On May 11, 2012, a separate shareholder derivative action entitled Judy Bainto v. Michael W. Laphen et al. (No. A-12-661695-C), was filed in District Court, Clark County, Nevada, against Messrs. Laphen and Mancuso, members of the Company's Board of Directors and the Company as a nominal defendant. The complaint is substantively similar to the second Hung complaint. On or about August 1, 2012, the court granted the parties' joint motion to extend the time for defendants to respond to the complaint to sixty days after the United States District Court for the Eastern District of Virginia's entry of an order on the pending motion to dismiss the complaint in In re Computer Sciences Corporation Securities Litigation. On September 5, 2012, Defendants notified the court of the Eastern District of Virginia's ruling in In re Computer Sciences Corporation Securities Litigation. On September 11, 2012, the parties filed a joint status report proposing a schedule for the filing of an amended complaint by plaintiff and for motion to dismiss briefing. Plaintiff filed an amended complaint on September 28, 2012. Upon stipulation of the parties, the court consolidated the Bainto case and Himmel case (described below) and deemed the amended complaint filed in Bainto the operative complaint. In addition, on November 8, 2012, upon joint motion of the parties, the court issued an order staying the action while discovery proceeded in In re Computer Sciences Corporation Securities Litigation. The order required Defendants to provide to the Plaintiffs certain of the discovery produced in the federal action. A status check is set for August 15, 2013. The parties have been engaged in good faith settlement negotiations and are working towards a potential resolution of the matter. The Company is unable to estimate any possible loss or range of loss associated with this matter at this time.

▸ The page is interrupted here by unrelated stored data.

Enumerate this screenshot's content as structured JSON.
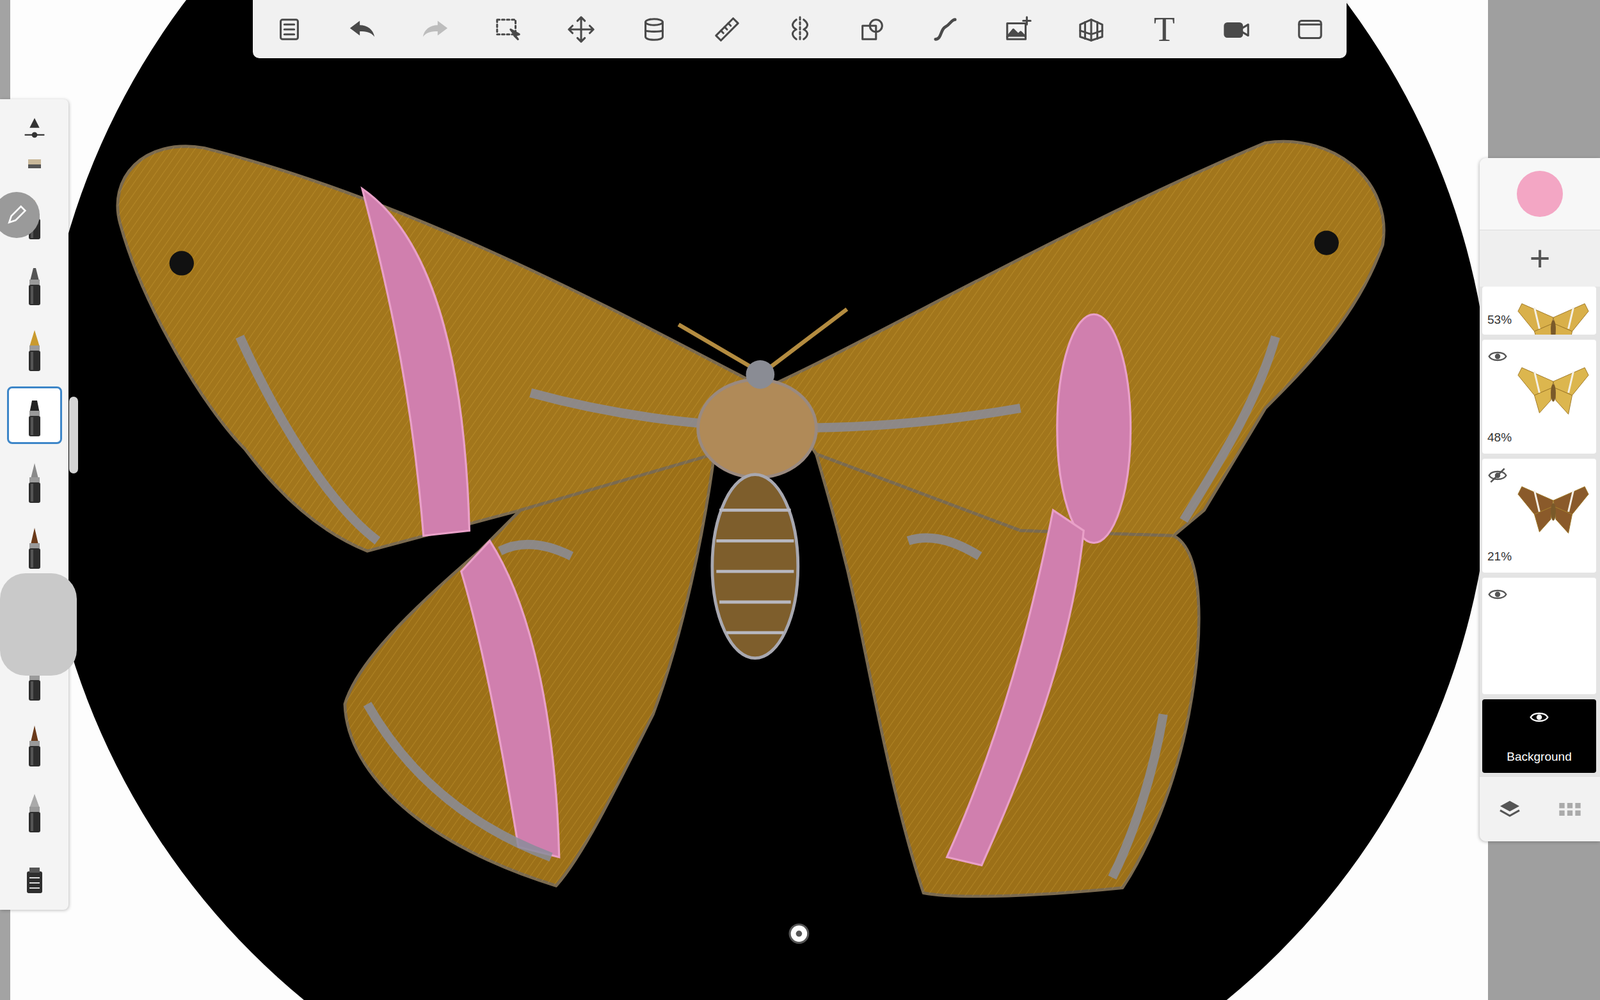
{
  "toolbar": {
    "undo": {
      "disabled": false
    },
    "redo": {
      "disabled": true
    },
    "text_tool": "T"
  },
  "brush_palette": {
    "items": [
      {
        "kind": "slider",
        "selected": false
      },
      {
        "kind": "cut",
        "selected": false
      },
      {
        "kind": "pencil",
        "selected": false
      },
      {
        "kind": "pen",
        "selected": false
      },
      {
        "kind": "nib",
        "selected": false
      },
      {
        "kind": "marker",
        "selected": true
      },
      {
        "kind": "brush",
        "selected": false
      },
      {
        "kind": "ink",
        "selected": false
      },
      {
        "kind": "brush",
        "selected": false
      },
      {
        "kind": "pen",
        "selected": false
      },
      {
        "kind": "ink",
        "selected": false
      },
      {
        "kind": "airbrush",
        "selected": false
      },
      {
        "kind": "library",
        "selected": false
      }
    ]
  },
  "color": {
    "current": "#f3a6c4"
  },
  "add_layer": "+",
  "layers": [
    {
      "label": "53%",
      "kind": "partial",
      "thumb": "#d9b04a",
      "selected": false
    },
    {
      "label": "48%",
      "kind": "full",
      "visible": true,
      "thumb": "#dcb64e",
      "selected": false
    },
    {
      "label": "21%",
      "kind": "full",
      "visible": false,
      "thumb": "#8a5a2a",
      "selected": false
    },
    {
      "kind": "empty",
      "visible": true,
      "selected": false
    },
    {
      "label": "Background",
      "kind": "background",
      "visible": true,
      "selected": false
    }
  ]
}
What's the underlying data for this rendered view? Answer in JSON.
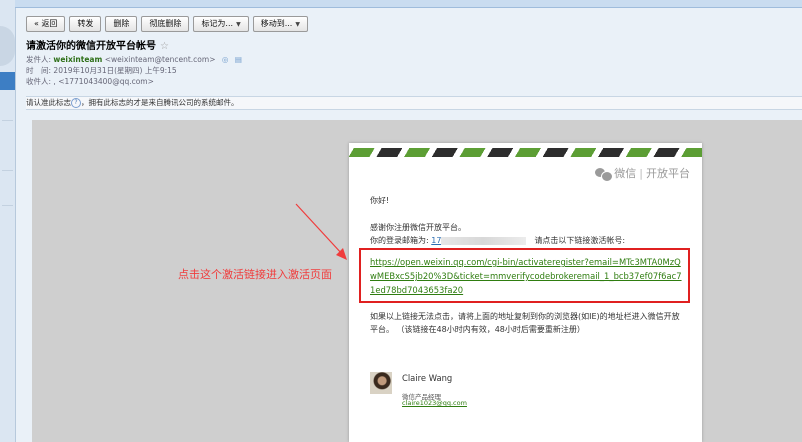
{
  "toolbar": {
    "back": "« 返回",
    "forward": "转发",
    "delete": "删除",
    "delete_permanent": "彻底删除",
    "mark_as": "标记为...",
    "move_to": "移动到..."
  },
  "header": {
    "subject": "请激活你的微信开放平台帐号",
    "star": "☆",
    "from_label": "发件人:",
    "from_name": "weixinteam",
    "from_addr": "<weixinteam@tencent.com>",
    "time_label": "时　间:",
    "time_value": "2019年10月31日(星期四) 上午9:15",
    "to_label": "收件人:",
    "to_value": ", <1771043400@qq.com>"
  },
  "notice": {
    "before": "请认准此标志",
    "after": "，拥有此标志的才是来自腾讯公司的系统邮件。"
  },
  "letter": {
    "logo_text": "微信",
    "logo_sub": "开放平台",
    "greeting": "你好!",
    "thanks": "感谢你注册微信开放平台。",
    "email_prefix": "你的登录邮箱为:",
    "email_visible": "17",
    "email_suffix": "请点击以下链接激活帐号:",
    "activation_link": "https://open.weixin.qq.com/cgi-bin/activateregister?email=MTc3MTA0MzQwMEBxcS5jb20%3D&ticket=mmverifycodebrokeremail_1_bcb37ef07f6ac71ed78bd7043653fa20",
    "note": "如果以上链接无法点击，请将上面的地址复制到你的浏览器(如IE)的地址栏进入微信开放平台。 （该链接在48小时内有效，48小时后需要重新注册）",
    "sig_name": "Claire Wang",
    "sig_title": "微信产品经理",
    "sig_mail": "claire1023@qq.com"
  },
  "annotation": "点击这个激活链接进入激活页面",
  "colors": {
    "annotation_red": "#f03c3c",
    "link_green": "#2f7d10",
    "stripe_green": "#5c9e34",
    "stripe_dark": "#2d2d2d"
  },
  "icons": [
    "search-icon",
    "qq-badge-icon",
    "calendar-icon",
    "question-icon",
    "wechat-logo-icon",
    "dropdown-arrow-icon"
  ]
}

On October 16, 2012, a separate shareholder derivative action entitled Daniel Himmel v. Michael W. Laphen et al. (No. A-12-670190-C), was filed in District Court, Clark County, Nevada, against Messrs. Laphen and Mancuso, members of the Company's Board of Directors and the Company as a nominal defendant. The Himmel complaint is substantively similar to the Bainto complaint, but includes a claim for unjust enrichment and seeks additional injunctive relief. Upon stipulation of the parties, the court consolidated the Bainto case (describe above) and the Himmel case and deemed the amended complaint filed in Bainto the operative complaint. In addition, on November 8, 2012, upon joint motion of the parties, the court issued an order staying the action while discovery proceeded in In re Computer Sciences Corporation Securities Litigation. The order required Defendants to provide to the Plaintiffs certain of the discovery produced in the federal action. A status check is set for August 15, 2013. The parties have been engaged in good faith settlement negotiations and are working towards a potential resolution of the matter. The Company is unable to estimate any possible loss or range of loss associated with this matter at this time.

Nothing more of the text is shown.